The resident will become familiar with all aspects of treatment planning (from manual calculation to computer-assisted planning) for both electron and phone clinical cases. As the resident progresses through the clinical rotations, they begin to participate in post-planning and weekly chart review, high dose rate brachytherapy quality assurance and assist the “physicist of the day,” providing first response physics support to all activities within the clinic.

Requirements for Successful Program Completion

Attendance in required courses (if any) and required number conferences (75 percent attendance) is mandatory. The resident is expected to participate in research studies and publish in scientific conferences/meetings such as American Association of Physicists in Medicine (AAPM) and the American Society for Radiation Oncology (ASTRO) as well as in journals. The resident must follow the department policy and behave as per clinical, departmental and institutional norms. The progression of the resident through these clinical responsibilities is evaluated and discussed with the resident during regular weekly meetings with the program directors. The purpose of these meetings is to discuss with the residents their progression through the program, including:

  • General performance within the department
  • Participation in conferences and courses
  • Successful completion of each rotation
  • Their evolution in QA participation

These meetings also provide the residents an opportunity to voice any concerns they may have about the learning environment. Minutes of the meetings are taken and stored on the L-drive of a server computer which is accessible to department staffs and residents.

Comprehensive Clinical and Didactic Rotations

A new resident starts with a two-week-long formal rotation in the department and facilities to become familiar with the department and staff as well as to become comfortable in the work environment. A senior medical physicist (normally the director or associate director of the program) is in charge of this orientation.

Medical physics residents are trained by rotating through a minimum of 12 (core) out of 14 possible comprehensive clinical and didactic rotations. Each rotation has an evaluation for the resident’s performance at the end of the rotation. Written acceptance of the Clinic Module and/or graded Radiation Laboratory is administered and reviewed following each clinical rotation. All core rotations (total 12) must be completed for the resident to be eligible for completion of the program requirements. However, the resident is encouraged to complete all 14 rotations. The evaluation is specified either as a written “Clinical Competency” or graded “Radiation Laboratory” review of the rotation subspecialty.

Evaluation of the Curriculum Content and Faculty Mentor

The mentor responsible for a given rotation proposes the creation or modification of the rotation’s design and content. At the end of each rotation, the resident is also given the evaluation form for evaluating the content of the clinical rotation and the faculty mentor. The resident submits the evaluation form and suggestions to the program director. Additionally, at the end of the residency program, the resident is asked to evaluate the entire program and make suggestions for improvement. The proposal by the mentor and the comments by the residents are then reviewed by the program director and associate directors for approval and implementation.

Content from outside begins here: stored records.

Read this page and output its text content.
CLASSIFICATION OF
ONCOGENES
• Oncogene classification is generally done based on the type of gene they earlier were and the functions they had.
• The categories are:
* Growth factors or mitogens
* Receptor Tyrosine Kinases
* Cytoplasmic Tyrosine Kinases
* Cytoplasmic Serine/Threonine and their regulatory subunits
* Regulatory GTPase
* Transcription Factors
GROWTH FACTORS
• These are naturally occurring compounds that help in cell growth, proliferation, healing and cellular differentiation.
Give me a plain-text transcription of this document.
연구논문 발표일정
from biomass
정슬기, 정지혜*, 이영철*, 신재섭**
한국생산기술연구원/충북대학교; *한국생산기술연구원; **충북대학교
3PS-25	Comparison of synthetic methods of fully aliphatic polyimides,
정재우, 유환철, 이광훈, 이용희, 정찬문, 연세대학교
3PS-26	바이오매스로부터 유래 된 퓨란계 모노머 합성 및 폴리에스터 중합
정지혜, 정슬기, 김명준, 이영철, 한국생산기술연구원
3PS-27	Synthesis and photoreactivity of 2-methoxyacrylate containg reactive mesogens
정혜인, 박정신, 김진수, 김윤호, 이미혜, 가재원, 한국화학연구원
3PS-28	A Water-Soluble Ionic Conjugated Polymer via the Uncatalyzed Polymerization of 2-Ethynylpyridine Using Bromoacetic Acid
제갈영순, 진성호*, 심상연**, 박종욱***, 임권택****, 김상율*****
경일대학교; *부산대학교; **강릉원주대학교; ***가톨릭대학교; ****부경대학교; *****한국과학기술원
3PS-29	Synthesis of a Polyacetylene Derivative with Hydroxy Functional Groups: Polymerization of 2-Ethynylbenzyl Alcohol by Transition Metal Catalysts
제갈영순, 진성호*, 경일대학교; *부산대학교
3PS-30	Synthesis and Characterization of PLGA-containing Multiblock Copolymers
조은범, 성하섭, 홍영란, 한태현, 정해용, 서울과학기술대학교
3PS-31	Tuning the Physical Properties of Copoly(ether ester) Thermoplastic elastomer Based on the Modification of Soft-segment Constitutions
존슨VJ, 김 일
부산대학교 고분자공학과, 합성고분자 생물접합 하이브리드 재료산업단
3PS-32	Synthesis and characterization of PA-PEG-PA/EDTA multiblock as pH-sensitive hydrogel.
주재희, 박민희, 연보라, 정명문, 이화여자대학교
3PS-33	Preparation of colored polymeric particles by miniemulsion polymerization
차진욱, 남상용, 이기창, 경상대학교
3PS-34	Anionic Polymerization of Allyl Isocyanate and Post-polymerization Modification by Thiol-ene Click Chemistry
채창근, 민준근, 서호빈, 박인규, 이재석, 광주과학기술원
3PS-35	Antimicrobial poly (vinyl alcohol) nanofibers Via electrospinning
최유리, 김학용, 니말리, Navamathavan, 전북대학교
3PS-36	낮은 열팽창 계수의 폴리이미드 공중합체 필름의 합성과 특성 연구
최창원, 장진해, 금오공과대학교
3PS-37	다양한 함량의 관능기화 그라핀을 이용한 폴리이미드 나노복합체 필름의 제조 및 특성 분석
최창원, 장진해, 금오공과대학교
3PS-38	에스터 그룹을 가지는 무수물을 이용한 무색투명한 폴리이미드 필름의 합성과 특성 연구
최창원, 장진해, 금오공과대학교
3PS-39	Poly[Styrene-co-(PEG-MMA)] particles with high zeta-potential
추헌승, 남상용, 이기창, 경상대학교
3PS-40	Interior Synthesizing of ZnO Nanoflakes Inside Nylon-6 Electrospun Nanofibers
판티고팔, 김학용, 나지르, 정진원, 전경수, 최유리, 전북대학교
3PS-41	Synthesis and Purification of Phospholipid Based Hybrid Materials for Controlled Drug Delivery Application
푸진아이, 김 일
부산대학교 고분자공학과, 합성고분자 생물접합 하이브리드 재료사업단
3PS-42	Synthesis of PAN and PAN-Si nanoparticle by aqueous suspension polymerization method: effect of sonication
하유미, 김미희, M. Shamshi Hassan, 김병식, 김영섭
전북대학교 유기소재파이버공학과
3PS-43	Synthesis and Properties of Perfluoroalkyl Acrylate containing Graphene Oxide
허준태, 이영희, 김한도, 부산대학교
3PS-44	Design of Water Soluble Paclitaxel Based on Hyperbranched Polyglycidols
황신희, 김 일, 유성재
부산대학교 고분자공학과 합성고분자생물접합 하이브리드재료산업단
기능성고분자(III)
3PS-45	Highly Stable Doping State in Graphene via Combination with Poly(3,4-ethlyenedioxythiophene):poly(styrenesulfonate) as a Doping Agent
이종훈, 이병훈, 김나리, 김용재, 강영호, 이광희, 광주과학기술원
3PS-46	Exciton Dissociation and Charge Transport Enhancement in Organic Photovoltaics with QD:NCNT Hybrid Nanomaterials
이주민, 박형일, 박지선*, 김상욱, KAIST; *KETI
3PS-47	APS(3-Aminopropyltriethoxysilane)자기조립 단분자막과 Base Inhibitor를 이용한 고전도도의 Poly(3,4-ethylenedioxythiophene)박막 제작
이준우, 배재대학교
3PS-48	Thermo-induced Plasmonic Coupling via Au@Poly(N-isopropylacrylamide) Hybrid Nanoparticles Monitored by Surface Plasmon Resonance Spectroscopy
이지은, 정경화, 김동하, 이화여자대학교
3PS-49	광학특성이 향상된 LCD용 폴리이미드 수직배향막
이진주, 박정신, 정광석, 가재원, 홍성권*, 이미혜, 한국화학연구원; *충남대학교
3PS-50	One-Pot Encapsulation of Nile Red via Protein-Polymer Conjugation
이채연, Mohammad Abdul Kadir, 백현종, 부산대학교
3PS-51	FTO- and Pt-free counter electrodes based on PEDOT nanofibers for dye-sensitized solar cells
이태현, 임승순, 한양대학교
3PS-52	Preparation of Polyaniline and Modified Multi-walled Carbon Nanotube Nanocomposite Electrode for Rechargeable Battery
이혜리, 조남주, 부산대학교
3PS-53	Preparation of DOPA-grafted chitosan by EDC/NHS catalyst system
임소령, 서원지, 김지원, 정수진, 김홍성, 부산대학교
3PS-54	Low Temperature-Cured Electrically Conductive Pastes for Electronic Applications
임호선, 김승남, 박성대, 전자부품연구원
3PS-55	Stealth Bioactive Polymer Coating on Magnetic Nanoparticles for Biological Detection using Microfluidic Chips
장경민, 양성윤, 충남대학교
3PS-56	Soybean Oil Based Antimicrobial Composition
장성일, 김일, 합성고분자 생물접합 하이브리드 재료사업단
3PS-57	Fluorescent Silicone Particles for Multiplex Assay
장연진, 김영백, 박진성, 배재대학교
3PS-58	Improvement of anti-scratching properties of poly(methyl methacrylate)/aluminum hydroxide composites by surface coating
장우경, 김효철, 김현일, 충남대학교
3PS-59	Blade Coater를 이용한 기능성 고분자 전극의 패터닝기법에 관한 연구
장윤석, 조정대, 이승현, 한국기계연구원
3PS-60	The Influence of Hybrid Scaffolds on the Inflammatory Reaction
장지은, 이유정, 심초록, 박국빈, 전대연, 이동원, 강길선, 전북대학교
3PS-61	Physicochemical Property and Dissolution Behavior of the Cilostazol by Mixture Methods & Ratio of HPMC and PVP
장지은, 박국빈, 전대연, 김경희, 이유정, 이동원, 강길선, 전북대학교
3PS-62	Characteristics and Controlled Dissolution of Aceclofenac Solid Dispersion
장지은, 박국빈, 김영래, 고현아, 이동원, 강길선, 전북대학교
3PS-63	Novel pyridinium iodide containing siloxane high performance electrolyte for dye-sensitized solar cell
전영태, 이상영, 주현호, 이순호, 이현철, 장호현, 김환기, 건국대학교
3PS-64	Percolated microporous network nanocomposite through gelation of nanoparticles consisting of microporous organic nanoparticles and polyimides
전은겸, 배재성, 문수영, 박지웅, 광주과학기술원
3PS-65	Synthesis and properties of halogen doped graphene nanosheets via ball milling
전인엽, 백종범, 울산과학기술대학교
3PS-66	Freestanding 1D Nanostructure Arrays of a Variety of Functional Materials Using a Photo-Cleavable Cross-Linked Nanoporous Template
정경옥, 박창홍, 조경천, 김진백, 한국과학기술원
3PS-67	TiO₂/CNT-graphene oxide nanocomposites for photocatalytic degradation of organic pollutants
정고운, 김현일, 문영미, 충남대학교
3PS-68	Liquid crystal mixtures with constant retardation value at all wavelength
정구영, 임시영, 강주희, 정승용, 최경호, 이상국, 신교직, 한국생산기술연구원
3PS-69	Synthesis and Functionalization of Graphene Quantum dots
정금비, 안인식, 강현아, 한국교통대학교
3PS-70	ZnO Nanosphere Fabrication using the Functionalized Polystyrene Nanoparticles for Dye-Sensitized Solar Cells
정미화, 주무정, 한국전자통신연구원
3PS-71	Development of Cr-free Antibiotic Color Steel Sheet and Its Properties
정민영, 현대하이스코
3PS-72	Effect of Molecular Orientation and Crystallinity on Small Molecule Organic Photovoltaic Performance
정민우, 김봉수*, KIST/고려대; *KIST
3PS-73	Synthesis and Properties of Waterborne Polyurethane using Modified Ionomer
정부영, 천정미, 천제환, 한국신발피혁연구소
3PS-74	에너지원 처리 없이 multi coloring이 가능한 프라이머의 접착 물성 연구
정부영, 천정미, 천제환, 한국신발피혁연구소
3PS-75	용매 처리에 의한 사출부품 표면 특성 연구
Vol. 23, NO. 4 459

Suggestions about content, effectiveness and areas of improvement of the program from each of the mentors of the rotations and the residents are reviewed and compiled by the program director and associate directors. The compiled review report is then presented to the CMPRP Education Committee for further discussion and implementation. The clinical rotation contents and the residency program curriculum are revised as per any modifications approved by the program director and/or the CMPRP Education Committee. Then the modifications are informed to the residents in writing. Any substantial modifications are implemented in such a way so that they do not affect the current residents adversely.